Founded as a mining camp during the Colorado Silver Boom and later named "Aspen" because of the abundance of aspen trees in the area, the city boomed during the 1880s, its first decade of existence. That early era ended when the Panic of 1893 led to a collapse in the silver market, and the city began a half-century known as "the quiet years" during which its population steadily declined, reaching a nadir of less than a thousand by 1930.
Aspen's fortunes reversed in the mid-20th century when neighboring Aspen Mountain was developed into a ski resort, and industrialist Walter Paepcke bought many properties in the city and redeveloped them.
World-renowned architects were attracted to the area by Aspen's potential and one-of-a-kind mountainous surroundings. The architecture communicates both a distinct sense of place and a sophisticated level of design. More modest buildings of the period show the community’s will to become a world-class ski resort and vacation destination.
A significant amount of Aspen’s postwar architecture represents either a Bauhaus Modern or Wrightian Modern aesthetic, reflecting the training of the young architects moving to town, the taste of the clients, and the general acceptance that Modern architecture is appropriate for modern times. Aspen’s Modern architecture shows a range of building types that articulate its three pronged identity—mountain resort, county seat for the Roaring Fork Valley, and cultural enclave.

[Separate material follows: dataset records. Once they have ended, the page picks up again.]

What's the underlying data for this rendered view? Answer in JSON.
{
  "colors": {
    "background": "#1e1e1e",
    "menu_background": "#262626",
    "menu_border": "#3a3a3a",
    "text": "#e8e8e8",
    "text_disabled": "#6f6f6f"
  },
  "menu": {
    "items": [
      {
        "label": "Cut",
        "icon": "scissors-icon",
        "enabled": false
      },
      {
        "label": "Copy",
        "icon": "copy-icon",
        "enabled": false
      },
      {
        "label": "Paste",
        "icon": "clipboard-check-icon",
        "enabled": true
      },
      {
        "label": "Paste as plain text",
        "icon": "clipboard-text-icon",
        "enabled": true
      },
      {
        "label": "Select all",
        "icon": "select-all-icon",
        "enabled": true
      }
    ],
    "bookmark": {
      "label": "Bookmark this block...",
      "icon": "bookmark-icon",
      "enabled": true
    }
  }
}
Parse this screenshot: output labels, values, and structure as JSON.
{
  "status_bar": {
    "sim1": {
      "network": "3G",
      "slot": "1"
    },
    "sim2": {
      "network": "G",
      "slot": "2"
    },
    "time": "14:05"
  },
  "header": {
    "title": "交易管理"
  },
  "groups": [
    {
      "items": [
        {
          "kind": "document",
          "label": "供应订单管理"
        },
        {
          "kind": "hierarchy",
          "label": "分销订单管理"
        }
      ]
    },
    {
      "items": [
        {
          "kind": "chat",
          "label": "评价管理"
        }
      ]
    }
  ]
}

Most of the pioneer architects arrived in the first decade of Aspen’s rebirth, 1945-1956, but did the majority of their work after the mid-1950s, when growth and development accelerated. Educated at the top architectural programs of the time, their architecture communicates both a distinct sense of place—the extreme high country environment—and a high level of design. As a group, they were attracted to the Victorian townscape and made architectural history in the West End.